Good Investments?

Barry Ritholtz has an amusing post that looks at the bailouts of AIG, GM, Chrysler, Citigroup, and Bank of America from the point of view of an investment counselor looking at the portfolio of some new clients:

George and Martha, a wealthy older couple, comes into my office. They are not happy with their current stockbroker. Concerned about their future, they ask if I would have a look at their portfolio.

Certainly, we do these reviews all the time. As it turns out, this review would be very different from what I am used to. We sit down to discuss their investments, and perusing their 12-figure account, I almost fall out of my seat. The portfolio is festooned with every risky stock of the past five years. I have to restrain myself from sarcastically asking “What, no Facebook IPO shares?”

Instead, I simply say “Please tell me a little bit about yourselves.”

“We grew up hardscrabble, were self-reliant, always helped out our neighbors.” They are hard working people, and their wealth was accumulated after the war. They tell me they diligently built a portfolio of hard assets – gold, real estate and bonds. They took appropriate risk, were frugal in their spending, and diligently saved money.

It was perplexing. What they were describing about their approach to saving and investing was nothing like the portfolio mess I was looking at.

And oh, what an unholy mess it is: Many of the highest risk, lowest return assets ever to grace a broker’s pitchbook fills their portfolio. Sketchy private equity deals, dubious preferred stock, low rated corporate bonds.

Read the whole thing.

Of course, the bailouts weren’t executed as prudent investments seeking return but to prop up failing companies for fear that their failure would take out other, healthier companies along with them. Minimizing loss rather than maximizing gain.

I do think that the firm of Paulson & Geithner Capital Management has a lot to answer for. Were the claims of imminent disaster exaggerated? (That’s what Sheila Bair says.) Most importantly, was the means selected to bail out the various companies the only or even the most efficient? Judging by performance I don’t think that the strategy that was pursued was sufficiently tailored to the nominal objectives, particularly in the cases of GM and Chrysler. It’s a persistent belief of mine that human beings are complicated but that you can make reasonable inferences about somebody’s relative priorities based on what they’re willing to settle for in a deal.

What does that say about the objectives of the Bush and Obama Administrations in bailing out the two auto companies? Obviously, it wasn’t getting a financial return on the investment. Equally obviously it wasn’t securing the interests of investors or preserving employment in the industry, either.

5 comments… add one
  • Of course, the bailouts weren’t executed as prudent investments seeking return but to prop up failing companies for fear that their failure would take out other, healthier companies along with them.

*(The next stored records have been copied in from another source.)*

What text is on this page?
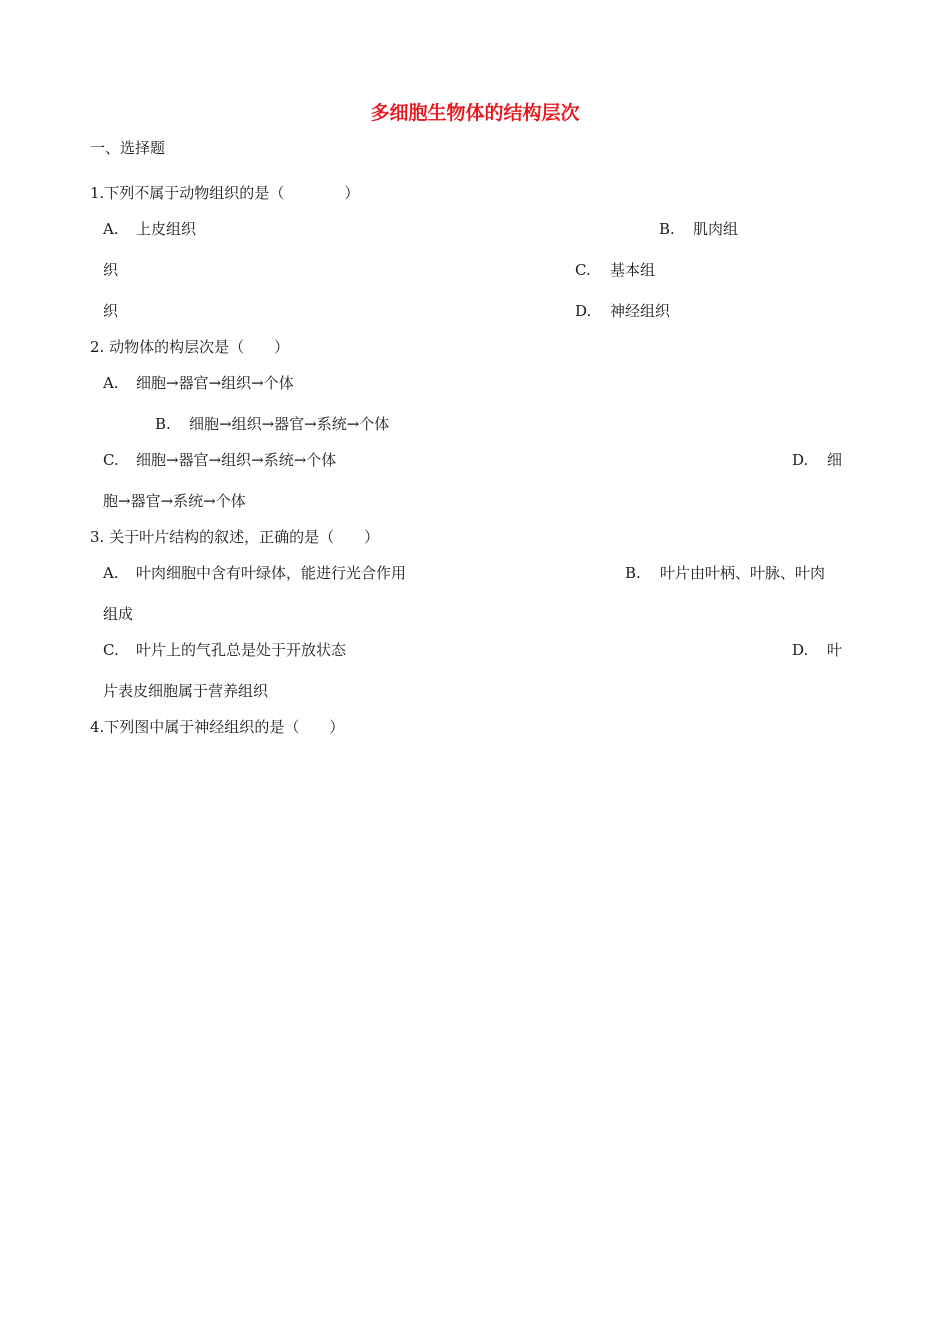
多细胞生物体的结构层次
一、选择题
1.下列不属于动物组织的是（　　　　）
A. 上皮组织	B. 肌肉组
织	C. 基本组
织	D. 神经组织
2. 动物体的构层次是（　　）
A. 细胞→器官→组织→个体
B. 细胞→组织→器官→系统→个体
C. 细胞→器官→组织→系统→个体	D. 细
胞→器官→系统→个体
3. 关于叶片结构的叙述，正确的是（　　）
A. 叶肉细胞中含有叶绿体，能进行光合作用	B. 叶片由叶柄、叶脉、叶肉
组成
C. 叶片上的气孔总是处于开放状态	D. 叶
片表皮细胞属于营养组织
4.下列图中属于神经组织的是（　　）
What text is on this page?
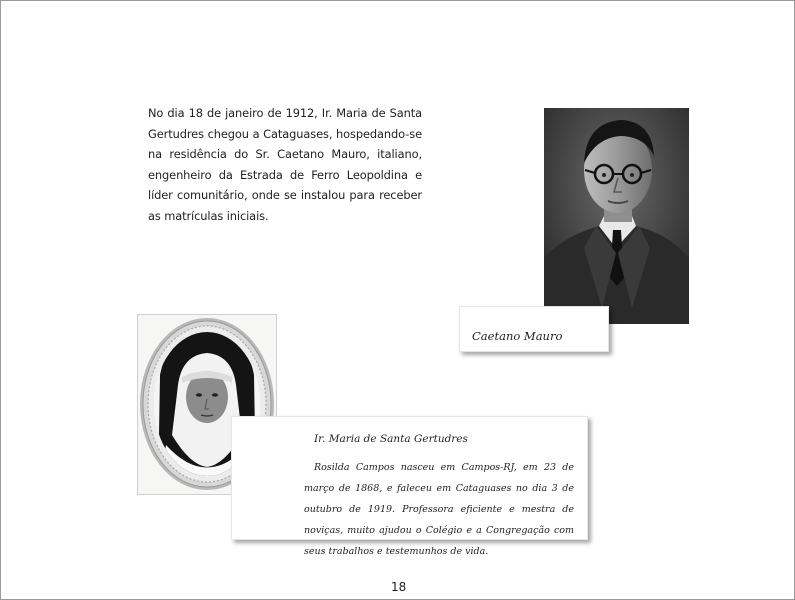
No dia 18 de janeiro de 1912, Ir. Maria de Santa Gertudres chegou a Cataguases, hospedando-se na residência do Sr. Caetano Mauro, italiano, engenheiro da Estrada de Ferro Leopoldina e líder comunitário, onde se instalou para receber as matrículas iniciais.

Caetano Mauro
Ir. Maria de Santa Gertudres

Rosilda Campos nasceu em Campos-RJ, em 23 de março de 1868, e faleceu em Cataguases no dia 3 de outubro de 1919. Professora eficiente e mestra de noviças, muito ajudou o Colégio e a Congregação com seus trabalhos e testemunhos de vida.

18
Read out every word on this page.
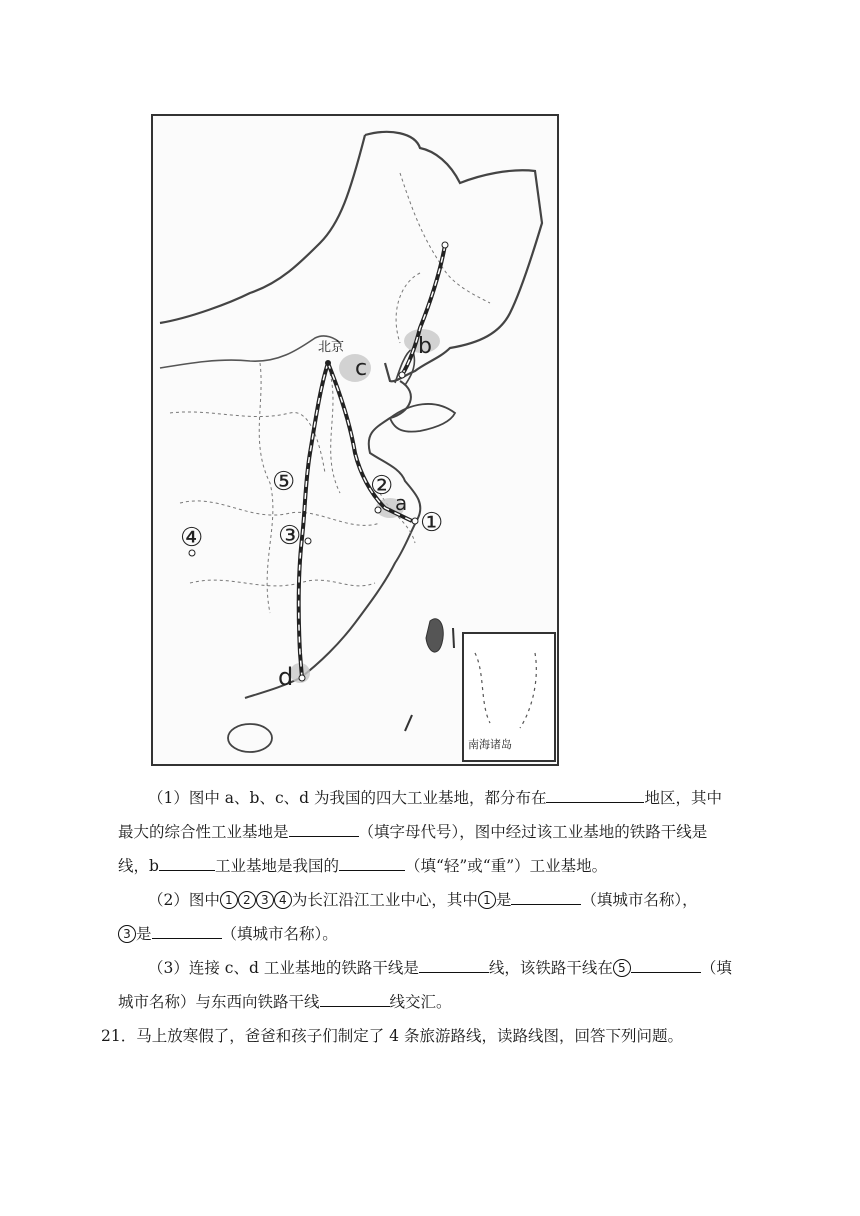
北京	b
c
a
d
①
②
③
④
⑤
南海诸岛
（1）图中 a、b、c、d 为我国的四大工业基地，都分布在	地区，其中
最大的综合性工业基地是	（填字母代号），图中经过该工业基地的铁路干线是
线，b	工业基地是我国的	（填“轻”或“重”）工业基地。
（2）图中 1 2 3 4 为长江沿江工业中心，其中 1 是	（填城市名称），
3 是	（填城市名称）。
（3）连接 c、d 工业基地的铁路干线是	线，该铁路干线在 5	（填
城市名称）与东西向铁路干线	线交汇。
21．马上放寒假了，爸爸和孩子们制定了 4 条旅游路线，读路线图，回答下列问题。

    Yes, we wouldn’t want to remove the rotting gangrenous parts of the patient for fear that it might harm the healthy bits!

  • Of course, the bailouts weren’t executed as prudent investments seeking return but to prop up failing companies for fear that their failure would take out other, healthier companies along with them. Minimizing loss rather than maximizing gain.

    Paging steve…steve, please pick up the white courtesy phone, steve please pick up the white courtesy phone….

    While there are arguments to be made for minimizing risk, the idea that this is a winning strategy in the long run is not it. The idea that once the situation is stabilized we’ll address the long run problems is a pipe dream. But hey, we saved the financial system….just so we can watch creep up to the edge of the “abyss” again and totter there until the taxpayer is once again fleeced.

  • Just to restate my position on the bailouts of GM and Chrysler, I think the companies should have been allowed to reorganize under Chapter 11 bankruptcy. I also think that the warnings of doom for the entire auto industry were highly exaggerated.

    I think the warnings were quite correct for the UAW. Chapter 11 for GM and Chrysler would have spelled its doom. Bailing out UAW contracts (not even UAW members but contracts) was the actual objective.

  • Tad Link

    While I agree that they failed to both serve the interests of investors and/or preserve employment in the industry; I am not sure that I agree that it was not their intent. I do things for ‘good’ reasons all the time, that I fail to accomplish my goals does not change my original intent. It just means I failed, or that I was wrong, etc.

    I think the administrations actually believed the doom sayers and wanted to prevent being the president who oversaw the collapse of the american auto industry. The ‘solutions’ they utilized simply failed to accomplish their goals. This is not to say that I think there is a solution that would have accomplished those goals, I don’t.

  • steve Link

    @Dave- Who was going to provide the DIP funding?

    Steve V- As I recall, the GM deal resulted in 1/3 of the workers losing their job, the union got $.40 on the dollar, bond holders $.29 on the dollar. Not a great deal for the union. What do the bondholders take home absent govt. involvement? When do they get it?